Email Filters and Fee-based Email

Posted on March 10, 2006

Wired has an interesting article about the rise of filters and how many ISP filters end up removing too much legitimate mail. They also discuss AOL's unpopular plan to charge email senders for a guaranteed delivery.

"If AOL or another ISP decides that someone's a spammer, then no e-mail from that individual gets through," said EFF attorney Cindy Cohn, whose group opposes the AOL plan. "But there's a fundamental difficulty at the heart of the spam debate: The only one who knows what you want delivered in your inbox is you."

For years, e-mail users complained that torrents of unwanted messages clogged their inboxes and crimped their productivity. Now, e-mail users, marketers and mailing list operators are more worried that spam filters are blocking out too many wanted messages.

AOL isn't the only company to face charges that it improperly blocks legitimate messages. But, as the world's largest ISP for years, it has long borne the brunt of complaints from mass e-mailers over the problem.

Those concerns are seeping into the debate over a planned AOL program, set to go live in the next month, in which approved e-mail senders pay to guarantee delivery of their messages.

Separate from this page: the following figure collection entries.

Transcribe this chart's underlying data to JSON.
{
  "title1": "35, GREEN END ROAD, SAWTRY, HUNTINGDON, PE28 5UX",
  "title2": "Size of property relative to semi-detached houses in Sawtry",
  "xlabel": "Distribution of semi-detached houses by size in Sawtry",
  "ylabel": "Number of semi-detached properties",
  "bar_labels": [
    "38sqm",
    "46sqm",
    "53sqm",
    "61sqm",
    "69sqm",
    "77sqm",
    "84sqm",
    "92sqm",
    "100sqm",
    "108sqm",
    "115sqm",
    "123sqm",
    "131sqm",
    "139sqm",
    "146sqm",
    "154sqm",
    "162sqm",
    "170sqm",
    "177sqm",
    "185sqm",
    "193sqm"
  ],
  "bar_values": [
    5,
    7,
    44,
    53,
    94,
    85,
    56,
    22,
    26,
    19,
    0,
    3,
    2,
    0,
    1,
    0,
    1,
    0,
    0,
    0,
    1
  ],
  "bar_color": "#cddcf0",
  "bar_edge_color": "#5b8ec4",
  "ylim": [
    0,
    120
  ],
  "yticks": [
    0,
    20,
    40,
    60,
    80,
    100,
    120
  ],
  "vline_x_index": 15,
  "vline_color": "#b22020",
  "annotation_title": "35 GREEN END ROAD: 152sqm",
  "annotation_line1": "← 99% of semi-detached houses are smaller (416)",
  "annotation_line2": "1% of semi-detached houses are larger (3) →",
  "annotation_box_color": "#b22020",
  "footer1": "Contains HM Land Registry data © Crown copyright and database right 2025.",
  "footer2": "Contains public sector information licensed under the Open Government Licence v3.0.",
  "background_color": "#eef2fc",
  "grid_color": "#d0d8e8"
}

The answer should be to develop better and better filters and not to start charging people to send email. The people who use AOL (or any other ISP that starts a fee-based mail service) want the legitimate mail people are trying to send them -- including legitimate emails that weren't paid for. AOL should be careful because users may depart AOL if people start realizing they are not receiving all the emails they should be receiving because of an overactive filter.